B. Rybczyńska podkreśla przy tym, że dziejący się na naszych oczach dramat dotyka nie tylko dzieci ukraińskie, ale także wszystkie inne, które stykają się z docierającymi do nas przerażającymi informacjami i obrazami.

Wszystkie te dzieci powinny być objęte pomocą dlatego, że przez sposób postrzegania świata poziom lęku może być u nich dużo wyższy niż u dorosłych – uważa dyrektor Poradni Psychologiczno-Pedagogicznej. Dorosły jest w stanie pewne rzeczy sobie racjonalnie wytłumaczyć, bardziej panować nad swoimi emocjami.

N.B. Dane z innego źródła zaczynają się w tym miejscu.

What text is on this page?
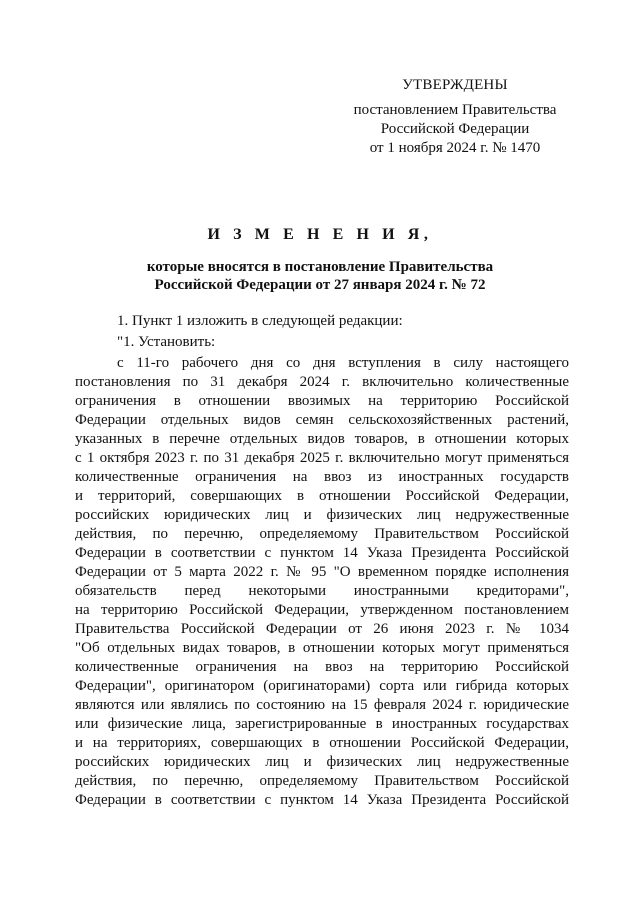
УТВЕРЖДЕНЫ
постановлением Правительства
Российской Федерации
от 1 ноября 2024 г. № 1470
И З М Е Н Е Н И Я,
которые вносятся в постановление Правительства
Российской Федерации от 27 января 2024 г. № 72
1. Пункт 1 изложить в следующей редакции:
"1. Установить:
с 11-го рабочего дня со дня вступления в силу настоящего
постановления по 31 декабря 2024 г. включительно количественные
ограничения в отношении ввозимых на территорию Российской
Федерации отдельных видов семян сельскохозяйственных растений,
указанных в перечне отдельных видов товаров, в отношении которых
с 1 октября 2023 г. по 31 декабря 2025 г. включительно могут применяться
количественные ограничения на ввоз из иностранных государств
и территорий, совершающих в отношении Российской Федерации,
российских юридических лиц и физических лиц недружественные
действия, по перечню, определяемому Правительством Российской
Федерации в соответствии с пунктом 14 Указа Президента Российской
Федерации от 5 марта 2022 г. № 95 "О временном порядке исполнения
обязательств перед некоторыми иностранными кредиторами",
на территорию Российской Федерации, утвержденном постановлением
Правительства Российской Федерации от 26 июня 2023 г. № 1034
"Об отдельных видах товаров, в отношении которых могут применяться
количественные ограничения на ввоз на территорию Российской
Федерации", оригинатором (оригинаторами) сорта или гибрида которых
являются или являлись по состоянию на 15 февраля 2024 г. юридические
или физические лица, зарегистрированные в иностранных государствах
и на территориях, совершающих в отношении Российской Федерации,
российских юридических лиц и физических лиц недружественные
действия, по перечню, определяемому Правительством Российской
Федерации в соответствии с пунктом 14 Указа Президента Российской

Z dziećmi trzeba wszystko przepracować, bo żadne z nich nie znalazło się wcześniej w takiej sytuacji.

Trzeba zdawać sobie sprawę, że wkrótce w polskich szkołach znacząco zwiększy się liczba uczniów pochodzących zza wschodniej granicy. Nie będzie zapewne brakowało przypadków, kiedy w jednej klasie spotkają się dzieci z Ukrainy i Rosji.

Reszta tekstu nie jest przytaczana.